In jeder Liebesbeziehung begegnet der Mensch paradoxen Situationen, die der Mathematik des Rechts spotten. Die eigene Eifersucht ist quälend und schreit nach Rücksicht; die Eifersucht des anderen ist lästig und sollte verschwinden. Ich will gerne meinen Partner immer haben, wenn ich ihn brauche – aber weshalb belästigt er mich schon wieder mit seinen Ansprüchen? Ich bin schüchtern und ängstlich, ich würde so gerne erobert und verführt werden – wieso kapiert meine Partnerin nicht, was sie da tun müsste, andere Frauen erraten doch auch die Wünsche der Männer! Ich hätte gern einen Mann, der weiß was er will, und nicht einen Flunsch zieht, wenn ich nicht wieder die Initiative ergreife …

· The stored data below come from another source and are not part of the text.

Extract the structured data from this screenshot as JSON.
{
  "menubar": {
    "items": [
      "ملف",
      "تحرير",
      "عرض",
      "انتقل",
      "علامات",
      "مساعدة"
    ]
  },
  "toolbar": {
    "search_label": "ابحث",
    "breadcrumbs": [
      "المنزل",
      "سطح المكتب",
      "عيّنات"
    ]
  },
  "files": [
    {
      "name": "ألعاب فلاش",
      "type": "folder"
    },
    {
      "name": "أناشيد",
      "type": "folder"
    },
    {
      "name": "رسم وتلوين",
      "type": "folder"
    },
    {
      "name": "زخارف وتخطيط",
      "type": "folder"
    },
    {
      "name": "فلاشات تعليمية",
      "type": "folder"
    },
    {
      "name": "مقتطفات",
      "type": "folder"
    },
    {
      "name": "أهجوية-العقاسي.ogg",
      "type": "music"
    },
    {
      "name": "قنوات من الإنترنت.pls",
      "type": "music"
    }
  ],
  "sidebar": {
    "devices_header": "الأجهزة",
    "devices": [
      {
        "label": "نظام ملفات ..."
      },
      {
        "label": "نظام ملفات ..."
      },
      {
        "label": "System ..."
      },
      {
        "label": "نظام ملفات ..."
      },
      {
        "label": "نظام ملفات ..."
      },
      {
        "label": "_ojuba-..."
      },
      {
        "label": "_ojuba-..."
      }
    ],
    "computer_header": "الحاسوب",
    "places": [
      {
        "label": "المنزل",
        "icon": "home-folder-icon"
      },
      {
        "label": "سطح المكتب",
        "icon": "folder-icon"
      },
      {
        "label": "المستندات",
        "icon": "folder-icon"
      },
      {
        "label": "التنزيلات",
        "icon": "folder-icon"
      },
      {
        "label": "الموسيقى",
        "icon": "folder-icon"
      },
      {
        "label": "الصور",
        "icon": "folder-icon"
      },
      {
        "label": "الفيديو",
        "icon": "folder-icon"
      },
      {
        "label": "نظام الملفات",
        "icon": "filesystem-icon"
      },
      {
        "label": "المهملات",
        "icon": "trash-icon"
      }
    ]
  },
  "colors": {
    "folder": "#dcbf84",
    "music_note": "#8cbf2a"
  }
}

Die Ursachen solcher Widersprüche liegen in dem instabilen Gemisch, aus dem die Liebe der Erwachsenen gemacht ist. Ihre Elemente sind unter anderem die Bindung des Kindes an die Eltern, die Lustquellen der Erotik und eine soziale Norm, die versucht, eine Kultur funktionsfähig zu erhalten und widersprüchliche Interessen auszugleichen. Aus diesen Elementen schafft die Liebe eine Synthese, wie ein Maler aus Pigmenten, Öl und Leinwand ein Bild, ein Kunstwerk eigener, unwiederholbarer Art erschafft.

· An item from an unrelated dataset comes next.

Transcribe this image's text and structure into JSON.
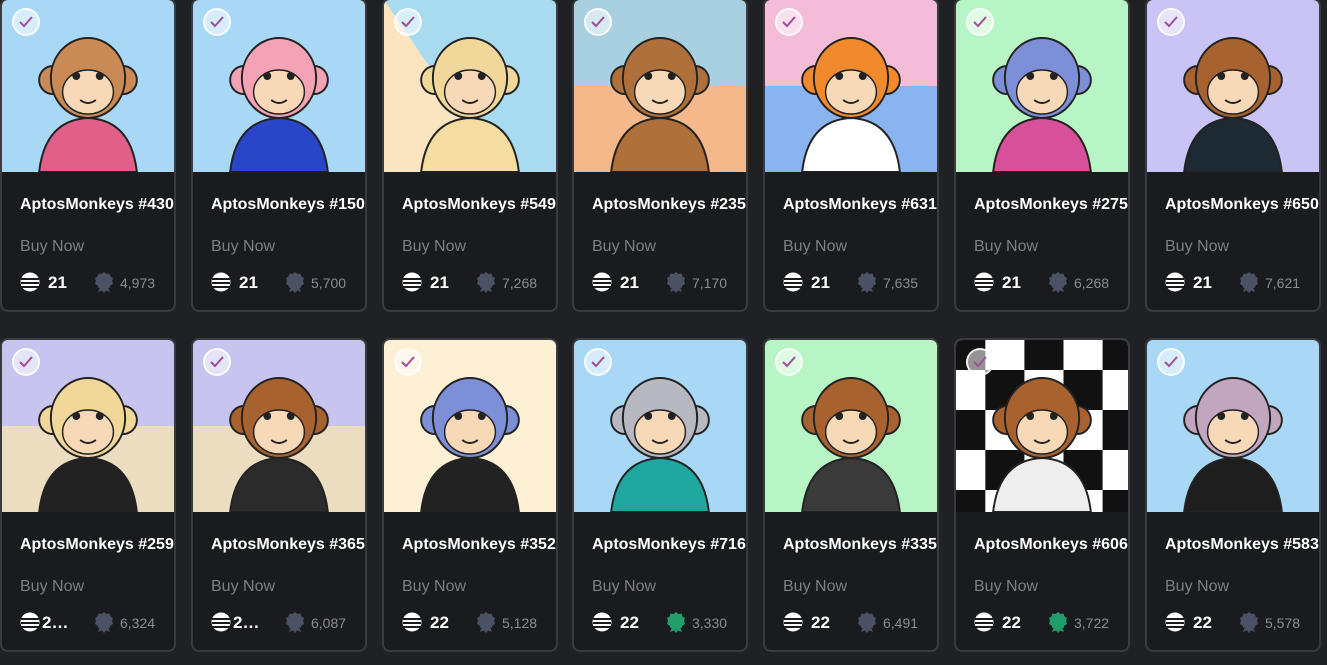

Die kindlichen Ansprüche an den idealisierten, den absolut vertrauenswürdigen Partner, der es verdient, dass zu ihm aufgeschaut wird (der Mann, derʼs wert ist, die Frau mit Klasse …) sind dabei viel schwerer zu erkennen und zu berücksichtigen als die sexuellen Wünsche. Sie haben auch eine schlechtere Presse, sie werden nicht als das gehandelt, was sie sind – Emotionen, Affekte, Leidenschaften, Irrationales, sondern als Normen, als Verhalten, das sich entweder gehört oder ungehörig ist. Aber die winzigen Kleinigkeiten, aus denen wütende Beziehungskämpfe erwachsen, verraten die hochgespannte Idealisierung einer Beziehung, die wie ein Luftballon bereits durch den winzigsten Defekt ihre Form verlieren kann.
Ein hilfreicher Begriff ist hier die „Grundstörung“, ein von Michael Balint geprägter Ausdruck. Wenn Menschen während ihrer eigenen, frühen Kindheit nicht ausreichend „gespiegelt“, d. h. einfühlend wahrgenommen wurden, bleiben sie in einer für ihre Umwelt rätselhaften Weise unberechenbar. Sie können „normal“ wirken, solange sie in einer Beziehung leben, die ihr brüchiges Selbstgefühl festigt. Diese Stabilität ist aber sehr brüchig, sie kann nicht aufrechterhalten werden, wenn sich das stabilisierende Selbstobjekt verändert oder ein Dritter – unter Umständen sogar das bewusst ersehnte eigene Kind – die Bühne betritt.